After completing the changes, McGowen continued to do the road shows every year. He also sent out quarterly newsletters updating employees on progress in the health plan and engaged store managers in the effort to communicate the changes.
“We were able to build loyalty,” McGowen says.
Virtuoso Virtuoso, a Fort Worth-based leading luxury travel network that creates itineraries for travelers, was facing a “hefty renewal” for its health plan in 2010 when it went on the offensive.
“Our broker was not providing any tools,” Marie Zervantian, human resources director of the company, which has 240 employees, 220 covered by the insurance, says. “We went shopping for a new broker.”
Working with Higginbotham, its new broker, Virtuoso brought costs down by raising the plan deductible and setting aside pre-tax dollars to fund the plan, what’s known as a Health Reimbursement Arrangement allowed under federal law.
“That was a significant savings for us,” Zervantian says.
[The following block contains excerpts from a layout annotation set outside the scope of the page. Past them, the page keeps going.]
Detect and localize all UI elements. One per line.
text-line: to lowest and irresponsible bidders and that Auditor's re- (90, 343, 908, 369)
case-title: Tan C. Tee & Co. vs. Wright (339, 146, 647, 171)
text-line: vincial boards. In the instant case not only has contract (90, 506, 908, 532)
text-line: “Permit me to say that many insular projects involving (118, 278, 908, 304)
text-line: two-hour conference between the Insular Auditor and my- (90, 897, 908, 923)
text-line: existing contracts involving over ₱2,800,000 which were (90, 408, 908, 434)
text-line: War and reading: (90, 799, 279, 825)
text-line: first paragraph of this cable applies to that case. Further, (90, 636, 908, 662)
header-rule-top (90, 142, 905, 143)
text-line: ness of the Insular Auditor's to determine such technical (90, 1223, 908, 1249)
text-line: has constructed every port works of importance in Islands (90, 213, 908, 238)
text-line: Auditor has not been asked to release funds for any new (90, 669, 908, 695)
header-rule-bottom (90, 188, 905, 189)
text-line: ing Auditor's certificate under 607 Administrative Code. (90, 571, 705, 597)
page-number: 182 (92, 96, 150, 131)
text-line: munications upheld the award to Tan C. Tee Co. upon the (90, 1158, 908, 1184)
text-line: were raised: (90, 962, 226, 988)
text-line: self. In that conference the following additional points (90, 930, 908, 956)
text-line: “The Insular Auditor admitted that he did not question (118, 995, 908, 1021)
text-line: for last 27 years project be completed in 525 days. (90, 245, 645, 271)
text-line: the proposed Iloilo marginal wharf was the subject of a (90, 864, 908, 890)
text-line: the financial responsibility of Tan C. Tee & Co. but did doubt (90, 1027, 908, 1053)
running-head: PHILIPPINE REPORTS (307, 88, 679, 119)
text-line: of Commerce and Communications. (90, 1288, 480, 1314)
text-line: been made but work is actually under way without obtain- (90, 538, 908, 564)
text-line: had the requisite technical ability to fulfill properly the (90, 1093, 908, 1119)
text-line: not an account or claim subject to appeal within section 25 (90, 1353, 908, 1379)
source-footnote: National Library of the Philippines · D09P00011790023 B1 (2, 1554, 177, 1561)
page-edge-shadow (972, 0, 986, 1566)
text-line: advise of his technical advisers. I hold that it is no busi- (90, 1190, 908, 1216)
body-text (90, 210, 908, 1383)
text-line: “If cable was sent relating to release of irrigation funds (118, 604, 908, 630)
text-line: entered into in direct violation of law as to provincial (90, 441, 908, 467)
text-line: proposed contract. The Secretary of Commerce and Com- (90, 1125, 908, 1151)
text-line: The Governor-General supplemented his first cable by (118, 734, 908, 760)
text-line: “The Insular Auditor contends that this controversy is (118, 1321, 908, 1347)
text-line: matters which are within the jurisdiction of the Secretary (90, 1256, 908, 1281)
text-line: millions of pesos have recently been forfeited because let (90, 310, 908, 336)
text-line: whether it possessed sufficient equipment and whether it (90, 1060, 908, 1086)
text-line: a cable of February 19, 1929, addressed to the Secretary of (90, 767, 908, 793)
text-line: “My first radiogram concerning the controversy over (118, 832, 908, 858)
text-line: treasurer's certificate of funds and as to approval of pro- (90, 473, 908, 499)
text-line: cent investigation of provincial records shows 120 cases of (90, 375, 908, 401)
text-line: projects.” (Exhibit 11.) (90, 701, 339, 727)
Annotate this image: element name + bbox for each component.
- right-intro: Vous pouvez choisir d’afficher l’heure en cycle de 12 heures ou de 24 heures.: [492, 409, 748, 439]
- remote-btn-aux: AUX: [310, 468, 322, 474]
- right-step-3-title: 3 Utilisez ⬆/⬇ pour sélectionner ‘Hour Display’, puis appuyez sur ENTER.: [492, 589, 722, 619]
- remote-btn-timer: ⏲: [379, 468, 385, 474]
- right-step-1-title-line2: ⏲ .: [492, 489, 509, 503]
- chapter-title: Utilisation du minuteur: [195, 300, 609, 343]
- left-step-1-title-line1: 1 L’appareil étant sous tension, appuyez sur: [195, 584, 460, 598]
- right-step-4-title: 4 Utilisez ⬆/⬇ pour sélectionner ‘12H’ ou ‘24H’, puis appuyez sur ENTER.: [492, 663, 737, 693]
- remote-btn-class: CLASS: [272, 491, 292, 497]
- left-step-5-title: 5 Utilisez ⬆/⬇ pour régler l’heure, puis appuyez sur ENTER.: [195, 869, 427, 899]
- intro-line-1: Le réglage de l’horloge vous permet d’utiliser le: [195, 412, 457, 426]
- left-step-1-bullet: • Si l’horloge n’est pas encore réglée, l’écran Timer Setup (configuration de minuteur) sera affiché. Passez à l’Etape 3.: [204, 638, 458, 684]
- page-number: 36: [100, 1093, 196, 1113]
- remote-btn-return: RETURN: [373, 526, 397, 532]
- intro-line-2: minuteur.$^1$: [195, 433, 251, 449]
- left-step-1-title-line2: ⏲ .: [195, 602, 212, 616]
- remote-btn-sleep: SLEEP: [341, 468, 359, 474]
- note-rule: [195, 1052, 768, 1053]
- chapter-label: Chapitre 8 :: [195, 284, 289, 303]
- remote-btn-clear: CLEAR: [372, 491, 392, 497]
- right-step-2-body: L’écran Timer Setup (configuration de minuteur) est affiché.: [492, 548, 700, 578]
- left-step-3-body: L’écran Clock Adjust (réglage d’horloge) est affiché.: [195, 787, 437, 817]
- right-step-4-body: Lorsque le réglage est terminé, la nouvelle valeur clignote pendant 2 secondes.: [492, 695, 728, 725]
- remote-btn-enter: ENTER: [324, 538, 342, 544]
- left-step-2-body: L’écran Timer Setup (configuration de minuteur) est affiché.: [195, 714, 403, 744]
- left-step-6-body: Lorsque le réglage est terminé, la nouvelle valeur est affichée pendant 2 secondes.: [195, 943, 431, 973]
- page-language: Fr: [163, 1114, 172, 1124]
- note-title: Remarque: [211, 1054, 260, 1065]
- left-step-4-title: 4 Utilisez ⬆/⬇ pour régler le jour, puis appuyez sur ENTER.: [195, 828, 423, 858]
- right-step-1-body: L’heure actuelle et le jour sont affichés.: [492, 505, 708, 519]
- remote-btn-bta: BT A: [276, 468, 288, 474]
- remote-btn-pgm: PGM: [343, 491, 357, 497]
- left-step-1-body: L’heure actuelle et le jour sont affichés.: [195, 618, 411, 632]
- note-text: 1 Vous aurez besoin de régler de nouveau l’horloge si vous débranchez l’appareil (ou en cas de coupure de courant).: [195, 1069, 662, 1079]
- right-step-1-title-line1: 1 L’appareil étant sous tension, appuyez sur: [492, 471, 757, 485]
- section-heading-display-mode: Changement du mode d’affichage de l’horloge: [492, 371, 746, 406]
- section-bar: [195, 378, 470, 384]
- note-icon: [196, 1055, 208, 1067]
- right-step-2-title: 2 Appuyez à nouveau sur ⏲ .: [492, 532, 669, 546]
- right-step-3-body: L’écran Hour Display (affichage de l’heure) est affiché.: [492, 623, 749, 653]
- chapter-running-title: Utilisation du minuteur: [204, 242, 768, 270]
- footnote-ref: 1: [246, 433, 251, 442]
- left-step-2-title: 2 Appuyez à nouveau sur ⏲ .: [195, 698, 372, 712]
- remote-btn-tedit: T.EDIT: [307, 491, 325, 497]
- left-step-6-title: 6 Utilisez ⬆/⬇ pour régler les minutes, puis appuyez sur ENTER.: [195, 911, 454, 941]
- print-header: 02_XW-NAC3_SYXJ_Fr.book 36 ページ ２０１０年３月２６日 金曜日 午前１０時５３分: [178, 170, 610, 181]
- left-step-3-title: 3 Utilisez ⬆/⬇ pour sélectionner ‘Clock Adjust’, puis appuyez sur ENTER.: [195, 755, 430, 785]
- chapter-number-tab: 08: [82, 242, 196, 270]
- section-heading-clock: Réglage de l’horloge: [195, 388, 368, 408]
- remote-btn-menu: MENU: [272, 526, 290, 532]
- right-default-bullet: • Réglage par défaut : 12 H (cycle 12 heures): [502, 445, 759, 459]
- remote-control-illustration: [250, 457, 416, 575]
The company raised it to $3,000 from $1,500, but it’s kept the employee share the same, at $1,500, using premium savings it won by raising the deductible, Zervantian says.
“We wanted to be able to attract and retain talent,” she said.
The company, like Southwest and David’s, also hired the Compass concierge service to research costs and provide referrals to employees. “These are expensive things,” Zervantian said.
By containing costs, the company has averaged 1.8 percent average annual increases in health premium over the last five years, she said. In that time, the company has saved a total $500,000 in premium that’s it’s used to fund the Health Reimbursement Arrangement.
The company also continues to pay 100 percent of the premium, Zervantian said. “We feel it’s important,” she said.
The company, which as 80 employees at its Fort Worth headquarters, and other offices in Seattle and New York, had been seeing consistent hikes in its plan costs. “Everybody was seeing rate hikes,” Zervantian said. “We would be puzzled, quite frankly, as to why increases were happening.”
Under the changes, “our employees have become very savvy consumers,” Zervantian said. The concierge service, for one, is a big saver. “It’d be very difficult for employees to call around to different providers,” she said.
The company provides wellness exams and biometric assessments. And it provides gift cards as incentives for participation in various wellness challenges. One prize: trips to Canyon Ranch, an Arizona spa that’s one of 1,100 properties in the Virtuoso network.
The company also reimburses employees for the costs for fitness club memberships, yoga, and even soccer league fees. “Something that gets you up and going,” Zervantian said.
Companies are taking advantage of wellness programs to keep employees healthy.
Driving Healthcare Costs Down
Many employers are aggressively attacking employee healthcare costs, rather than continue to accept rising insurance costs. Some ways:
- Raising deductibles.
- Consumer Driven Health Plans featuring high deductibles with health savings accounts that allow employees to put aside money pre-tax for healthcare expenses.
- Pairing such plans with pricing transparency and telemedicine service. Compass is one transparency tool. A consumer who needs an MRI, for example, can call Compass, and it will generate a list of nearby providers and their prices. Telemedicine allows more conversations by phone, cutting costs.
- Wellness plans and health risk management. Offering employees incentives such as discounts on health premium and gift cards for undergoing screenings, quitting smoking, and participating in wellness challenges.
- Paying for fitness memberships.
- Self-funding plans once an employer reaches a certain size.